The front lead in today’s Sydney Morning Herald is “Rudd ready to backflip on AWAs”. In the Australian Financial Review it’s “Rudd holds hard line on IR reform”. Whatever.

So I tutor a course called ‘Economics as a Social Science’. Today the topic for discussion is ‘Power in the economy’, an introduction to the institutionalists. I could not have come up with a better hypothetical case study. My question: How (the hell), when at last count 59% of people oppose WorkChoices (24% support), and when the party’s standing in the polls is largely a product of that opposition, is the Australian Labor Party having so much trouble committing to getting rid of it?

I think Rick Kuhn and Tom Bramble give a pretty good answer over at MR Zine:

The megaphoned message about fairness is directed at white and blue collar workers who make up about two thirds of the labour force.  Most are worried by the Howard Government’s industrial relations regime.  The electoral explanation of this tune is valid, but insufficient.

The tune that puts union officials in their place was played on the dog whistle because it might have alienated too many workers if broadcast at a lower pitch.  But Rudd, Gillard and their advisers hope that its shrill notes can be heard, despite the competing megaphone message, by small business owners worried about changes to unfair dismissal rules and the abolition of individual workplace agreements.  The logic here is electoral, but it reveals something deeper about the forces acting on and in the ALP.

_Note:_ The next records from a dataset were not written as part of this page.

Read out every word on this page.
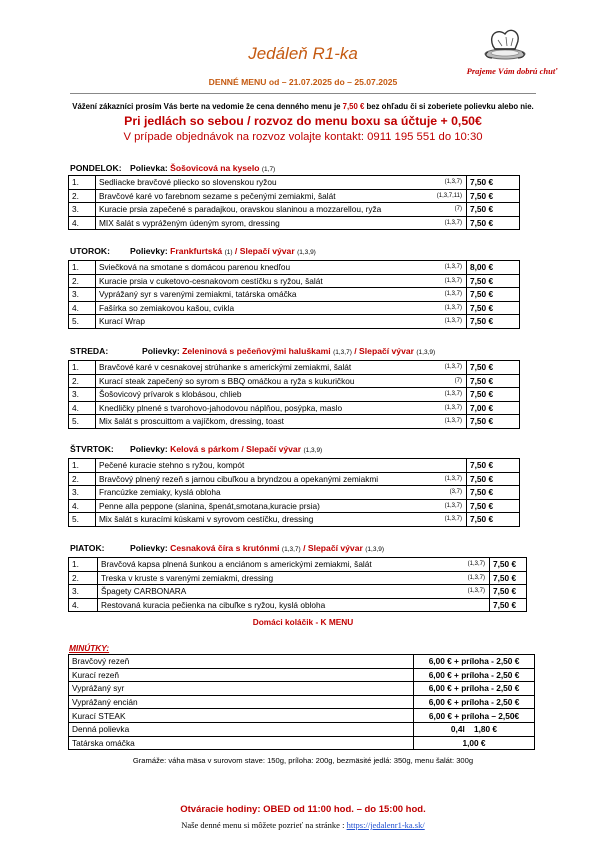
Jedáleň R1-ka
Prajeme Vám dobrú chuť
DENNÉ MENU od – 21.07.2025 do – 25.07.2025
Vážení zákazníci prosím Vás berte na vedomie že cena denného menu je 7,50 € bez ohľadu či si zoberiete polievku alebo nie.
Pri jedlách so sebou / rozvoz do menu boxu sa účtuje + 0,50€
V prípade objednávok na rozvoz volajte kontakt: 0911 195 551 do 10:30
PONDELOK: Polievka: Šošovicová na kyselo (1,7)
1.	Sedliacke bravčové pliecko so slovenskou ryžou (1,3,7)	7,50 €
2.	Bravčové karé vo farebnom sezame s pečenými zemiakmi, šalát (1,3,7,11)	7,50 €
3.	Kuracie prsia zapečené s paradajkou, oravskou slaninou a mozzarellou, ryža (7)	7,50 €
4.	MIX šalát s vypráženým údeným syrom, dressing (1,3,7)	7,50 €
UTOROK: Polievky: Frankfurtská (1) / Slepačí vývar (1,3,9)
1.	Sviečková na smotane s domácou parenou knedľou (1,3,7)	8,00 €
2.	Kuracie prsia v cuketovo-cesnakovom cestíčku s ryžou, šalát (1,3,7)	7,50 €
3.	Vyprážaný syr s varenými zemiakmi, tatárska omáčka (1,3,7)	7,50 €
4.	Fašírka so zemiakovou kašou, cvikla (1,3,7)	7,50 €
5.	Kurací Wrap (1,3,7)	7,50 €
STREDA:	Polievky: Zeleninová s pečeňovými haluškami (1,3,7) / Slepačí vývar (1,3,9)
1.	Bravčové karé v cesnakovej strúhanke s americkými zemiakmi, šalát (1,3,7)	7,50 €
2.	Kurací steak zapečený so syrom s BBQ omáčkou a ryža s kukuričkou (7)	7,50 €
3.	Šošovicový prívarok s klobásou, chlieb (1,3,7)	7,50 €
4.	Knedličky plnené s tvarohovo-jahodovou náplňou, posýpka, maslo (1,3,7)	7,00 €
5.	Mix šalát s proscuittom a vajíčkom, dressing, toast (1,3,7)	7,50 €
ŠTVRTOK: Polievky: Kelová s párkom / Slepačí vývar (1,3,9)
1.	Pečené kuracie stehno s ryžou, kompót	7,50 €
2.	Bravčový plnený rezeň s jarnou cibuľkou a bryndzou a opekanými zemiakmi (1,3,7)	7,50 €
3.	Francúzke zemiaky, kyslá obloha (3,7)	7,50 €
4.	Penne alla peppone (slanina, špenát,smotana,kuracie prsia) (1,3,7)	7,50 €
5.	Mix šalát s kuracími kúskami v syrovom cestíčku, dressing (1,3,7)	7,50 €
PIATOK:	Polievky: Cesnaková číra s krutónmi (1,3,7) / Slepačí vývar (1,3,9)
1.	Bravčová kapsa plnená šunkou a enciánom s americkými zemiakmi, šalát (1,3,7)	7,50 €
2.	Treska v kruste s varenými zemiakmi, dressing (1,3,7)	7,50 €
3.	Špagety CARBONARA (1,3,7)	7,50 €
4.	Restovaná kuracia pečienka na cibuľke s ryžou, kyslá obloha	7,50 €
Domáci koláčik - K MENU
MINÚTKY:
Bravčový rezeň	6,00 € + príloha - 2,50 €
Kurací rezeň	6,00 € + príloha - 2,50 €
Vyprážaný syr	6,00 € + príloha - 2,50 €
Vyprážaný encián	6,00 € + príloha - 2,50 €
Kurací STEAK	6,00 € + príloha – 2,50€
Denná polievka	0,4l    1,80 €
Tatárska omáčka	1,00 €
Gramáže: váha mäsa v surovom stave: 150g, príloha: 200g, bezmäsité jedlá: 350g, menu šalát: 300g
Otváracie hodiny: OBED od 11:00 hod. – do 15:00 hod.
Naše denné menu si môžete pozrieť na stránke : https://jedalenr1-ka.sk/
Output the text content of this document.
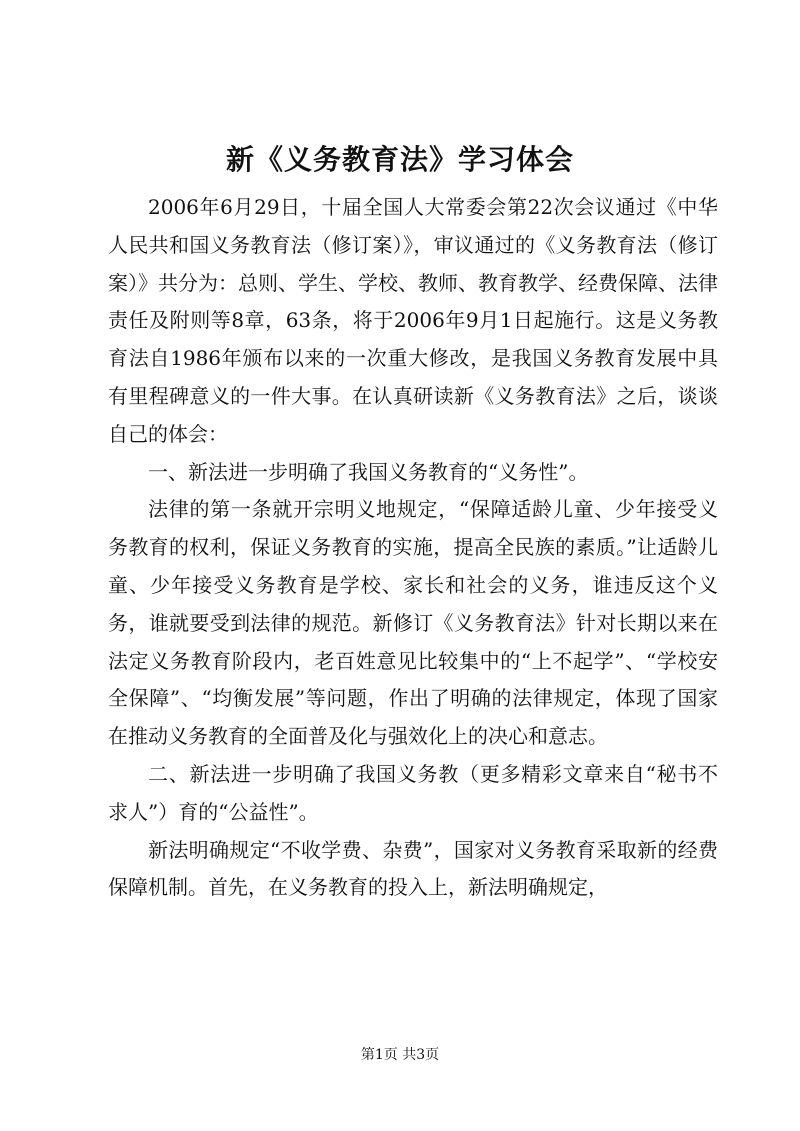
新《义务教育法》学习体会

2006年6月29日，十届全国人大常委会第22次会议通过《中华人民共和国义务教育法（修订案）》，审议通过的《义务教育法（修订案）》共分为：总则、学生、学校、教师、教育教学、经费保障、法律责任及附则等8章，63条，将于2006年9月1日起施行。这是义务教育法自1986年颁布以来的一次重大修改，是我国义务教育发展中具有里程碑意义的一件大事。在认真研读新《义务教育法》之后，谈谈自己的体会：

一、新法进一步明确了我国义务教育的“义务性”。

法律的第一条就开宗明义地规定，“保障适龄儿童、少年接受义务教育的权利，保证义务教育的实施，提高全民族的素质。”让适龄儿童、少年接受义务教育是学校、家长和社会的义务，谁违反这个义务，谁就要受到法律的规范。新修订《义务教育法》针对长期以来在法定义务教育阶段内，老百姓意见比较集中的“上不起学”、“学校安全保障”、“均衡发展”等问题，作出了明确的法律规定，体现了国家在推动义务教育的全面普及化与强效化上的决心和意志。

二、新法进一步明确了我国义务教（更多精彩文章来自“秘书不求人”）育的“公益性”。

新法明确规定“不收学费、杂费”，国家对义务教育采取新的经费保障机制。首先，在义务教育的投入上，新法明确规定，

第1页 共3页
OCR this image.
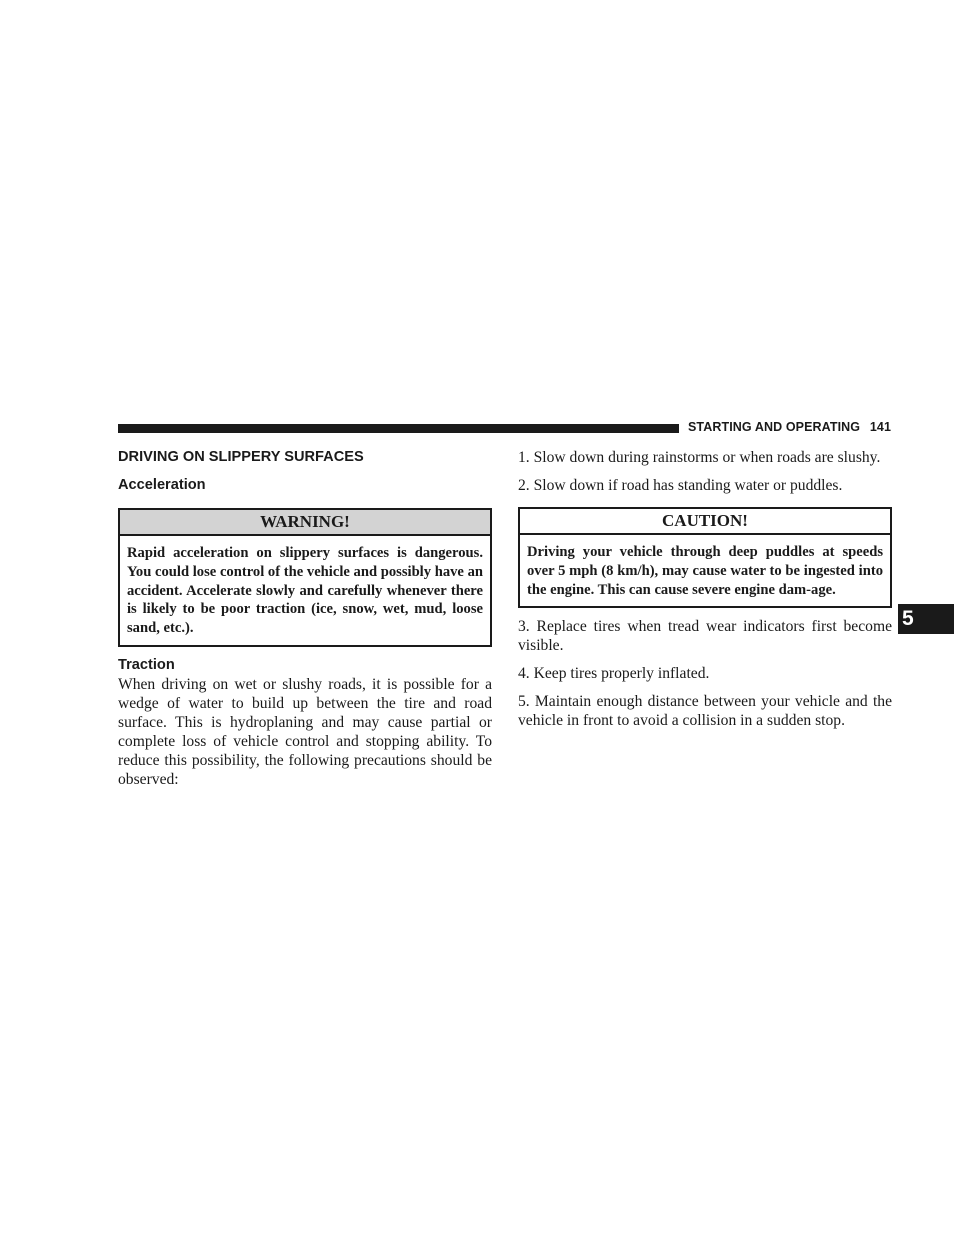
STARTING AND OPERATING 141
DRIVING ON SLIPPERY SURFACES
Acceleration
WARNING!
Rapid acceleration on slippery surfaces is dangerous. You could lose control of the vehicle and possibly have an accident. Accelerate slowly and carefully whenever there is likely to be poor traction (ice, snow, wet, mud, loose sand, etc.).
Traction

When driving on wet or slushy roads, it is possible for a wedge of water to build up between the tire and road surface. This is hydroplaning and may cause partial or complete loss of vehicle control and stopping ability. To reduce this possibility, the following precautions should be observed:

1. Slow down during rainstorms or when roads are slushy.

2. Slow down if road has standing water or puddles.

CAUTION!
Driving your vehicle through deep puddles at speeds over 5 mph (8 km/h), may cause water to be ingested into the engine. This can cause severe engine dam-age.

3. Replace tires when tread wear indicators first become visible.

4. Keep tires properly inflated.

5. Maintain enough distance between your vehicle and the vehicle in front to avoid a collision in a sudden stop.

5
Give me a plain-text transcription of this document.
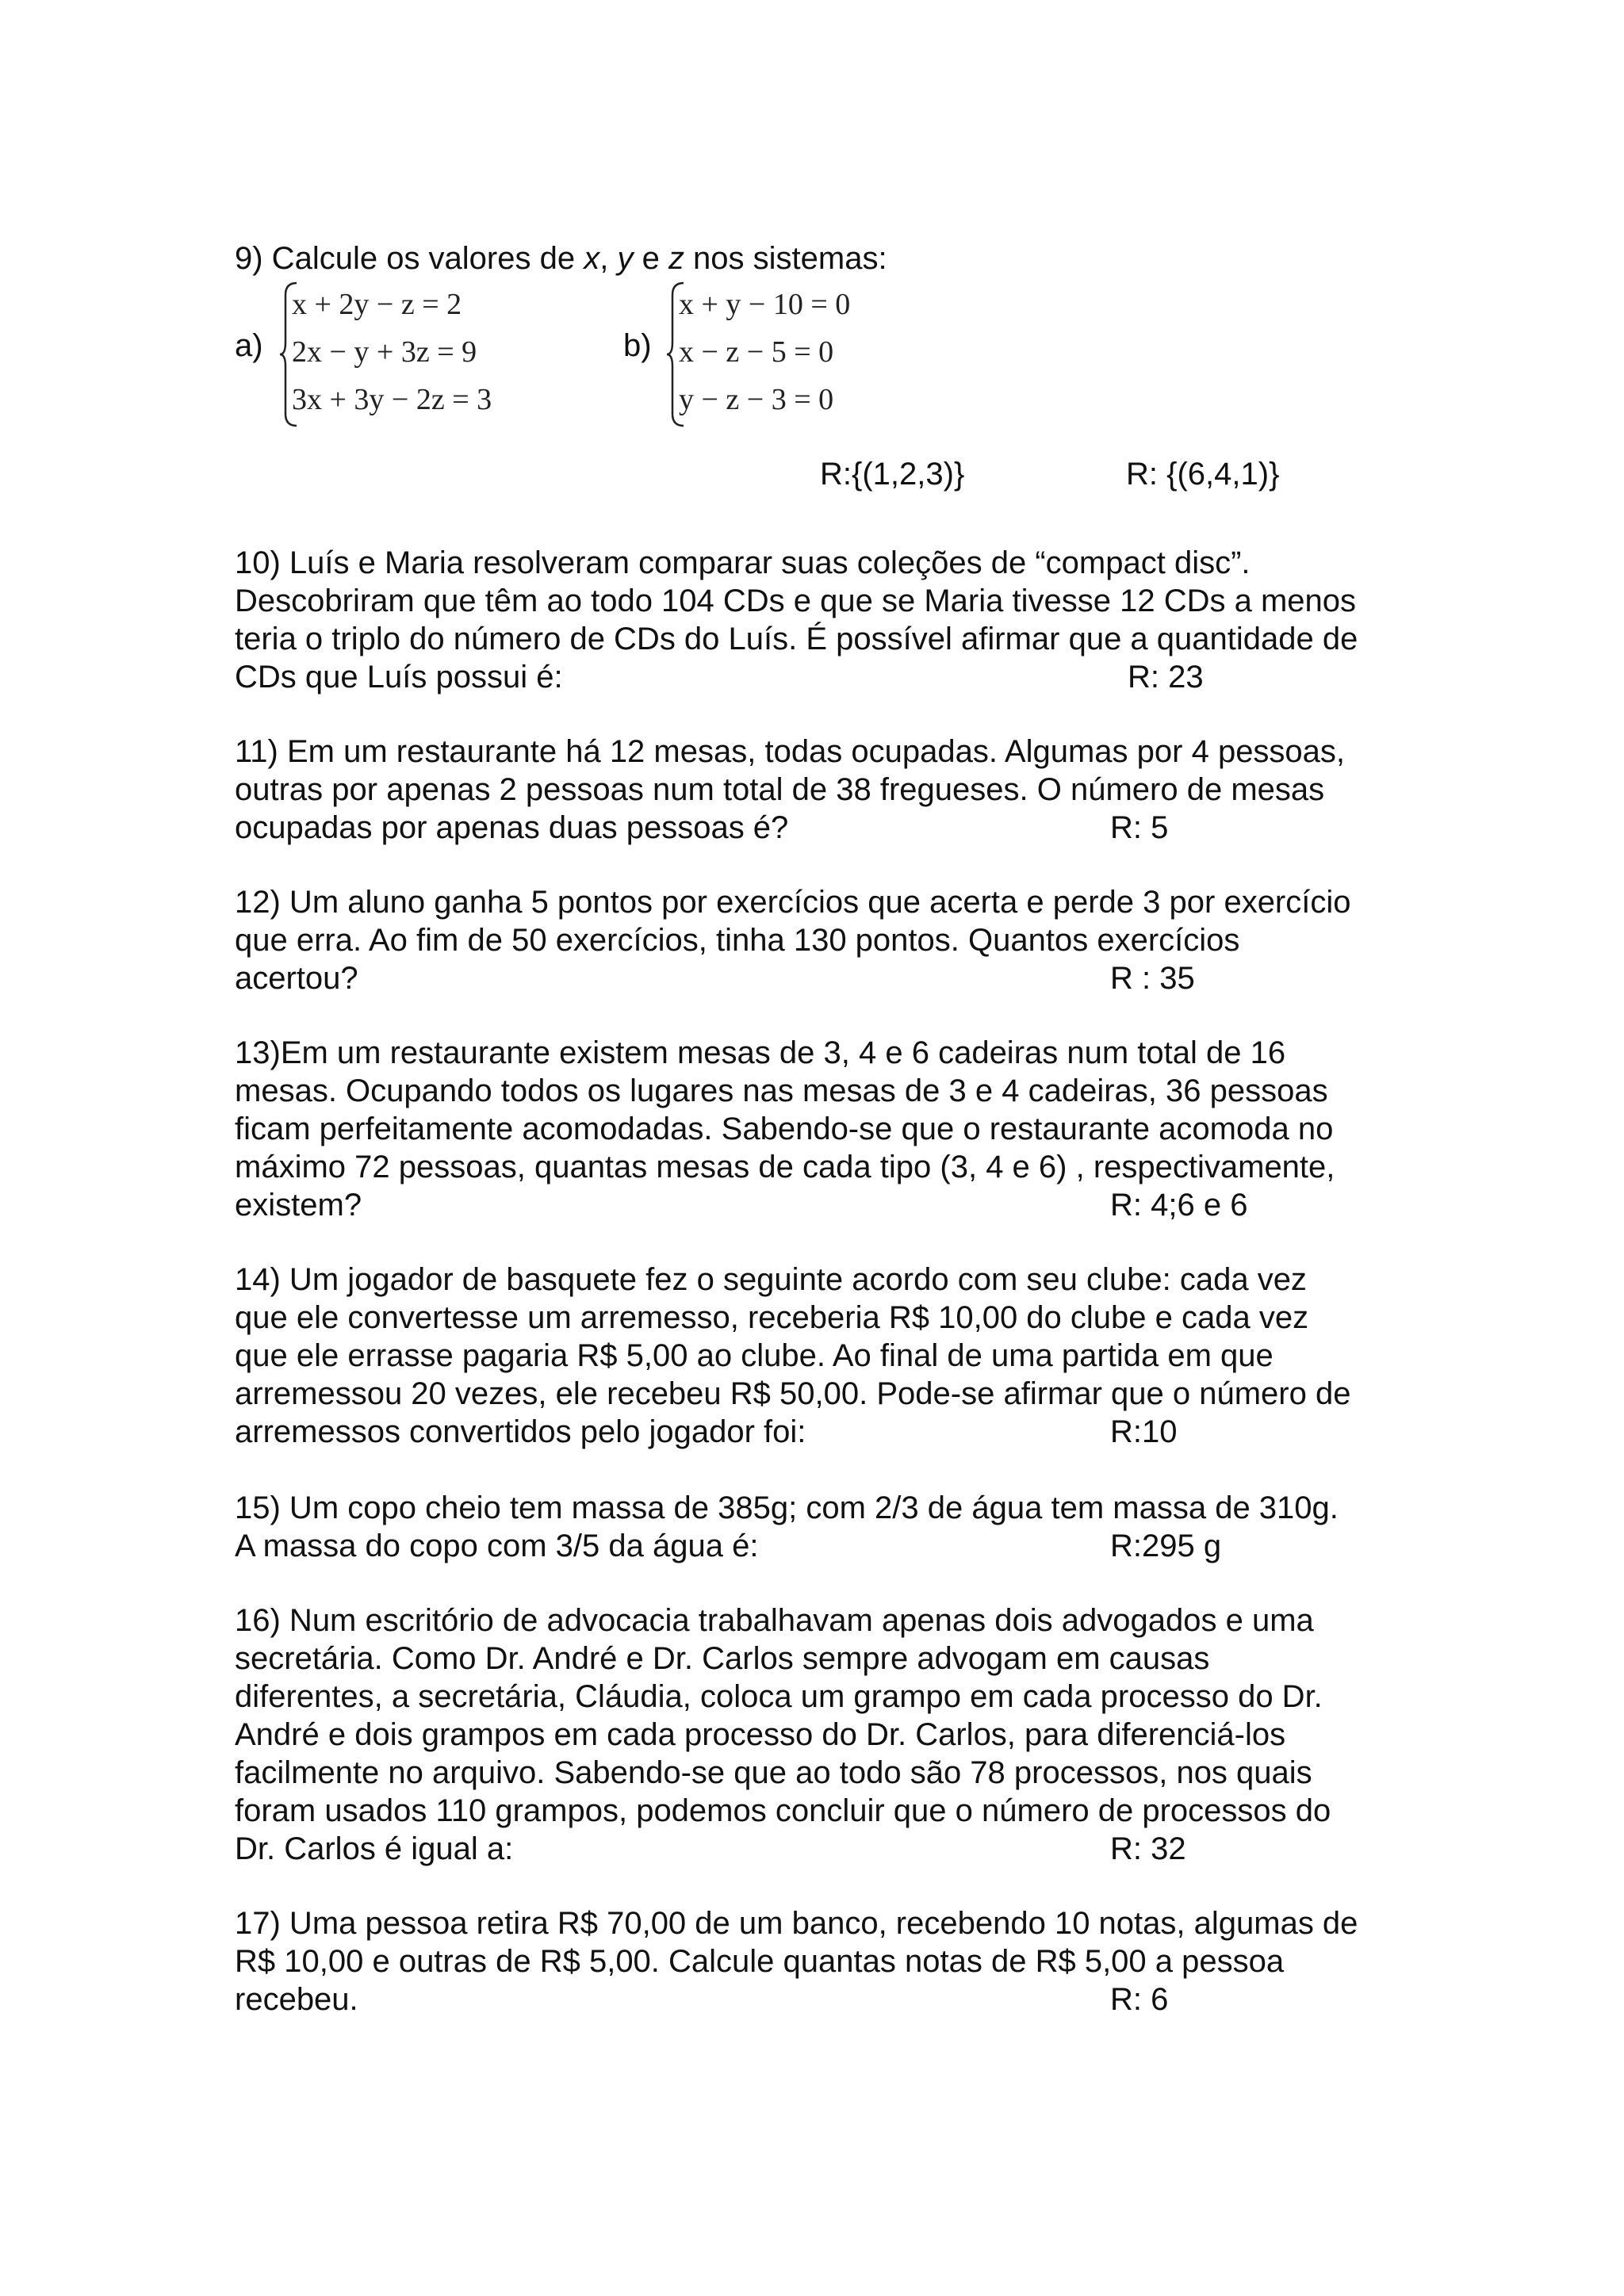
9) Calcule os valores de x, y e z nos sistemas:
a)
x + 2y − z = 2
2x − y + 3z = 9
3x + 3y − 2z = 3
b)
x + y − 10 = 0
x − z − 5 = 0
y − z − 3 = 0
R:{(1,2,3)}	R: {(6,4,1)}
10) Luís e Maria resolveram comparar suas coleções de “compact disc”.
Descobriram que têm ao todo 104 CDs e que se Maria tivesse 12 CDs a menos
teria o triplo do número de CDs do Luís. É possível afirmar que a quantidade de
CDs que Luís possui é:	R: 23
11) Em um restaurante há 12 mesas, todas ocupadas. Algumas por 4 pessoas,
outras por apenas 2 pessoas num total de 38 fregueses. O número de mesas
ocupadas por apenas duas pessoas é?	R: 5
12) Um aluno ganha 5 pontos por exercícios que acerta e perde 3 por exercício
que erra. Ao fim de 50 exercícios, tinha 130 pontos. Quantos exercícios
acertou?	R : 35
13)Em um restaurante existem mesas de 3, 4 e 6 cadeiras num total de 16
mesas. Ocupando todos os lugares nas mesas de 3 e 4 cadeiras, 36 pessoas
ficam perfeitamente acomodadas. Sabendo-se que o restaurante acomoda no
máximo 72 pessoas, quantas mesas de cada tipo (3, 4 e 6) , respectivamente,
existem?	R: 4;6 e 6
14) Um jogador de basquete fez o seguinte acordo com seu clube: cada vez
que ele convertesse um arremesso, receberia R$ 10,00 do clube e cada vez
que ele errasse pagaria R$ 5,00 ao clube. Ao final de uma partida em que
arremessou 20 vezes, ele recebeu R$ 50,00. Pode-se afirmar que o número de
arremessos convertidos pelo jogador foi:	R:10
15) Um copo cheio tem massa de 385g; com 2/3 de água tem massa de 310g.
A massa do copo com 3/5 da água é:	R:295 g
16) Num escritório de advocacia trabalhavam apenas dois advogados e uma
secretária. Como Dr. André e Dr. Carlos sempre advogam em causas
diferentes, a secretária, Cláudia, coloca um grampo em cada processo do Dr.
André e dois grampos em cada processo do Dr. Carlos, para diferenciá-los
facilmente no arquivo. Sabendo-se que ao todo são 78 processos, nos quais
foram usados 110 grampos, podemos concluir que o número de processos do
Dr. Carlos é igual a:	R: 32
17) Uma pessoa retira R$ 70,00 de um banco, recebendo 10 notas, algumas de
R$ 10,00 e outras de R$ 5,00. Calcule quantas notas de R$ 5,00 a pessoa
recebeu.	R: 6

The majestic cadences that convey the contribution of Labor’s approach to industrial relations to the national interest contain the specifics of the policy.  It cannot be understood in purely electoral terms.  Despite its inclusion of the megaphone theme, Rudd’s policies on relations between employers and employees reduced the impact of Labor’s best issue and damaged the ALP’s electoral prospects.  The Party’s popularity fell in the poll immediately following the announcement of the policy because it is WorkChoices Lite.

The other dayRudd refused to repeat on the radio statements he had made at the anti-Work Choices rally. Different tunes for different audiences. Now it seems Gillard and Rudd are playing good cop-bad cop. One message per speaker so as to avoid that embarrassment. Thus the mixed messages from this morning’s papers.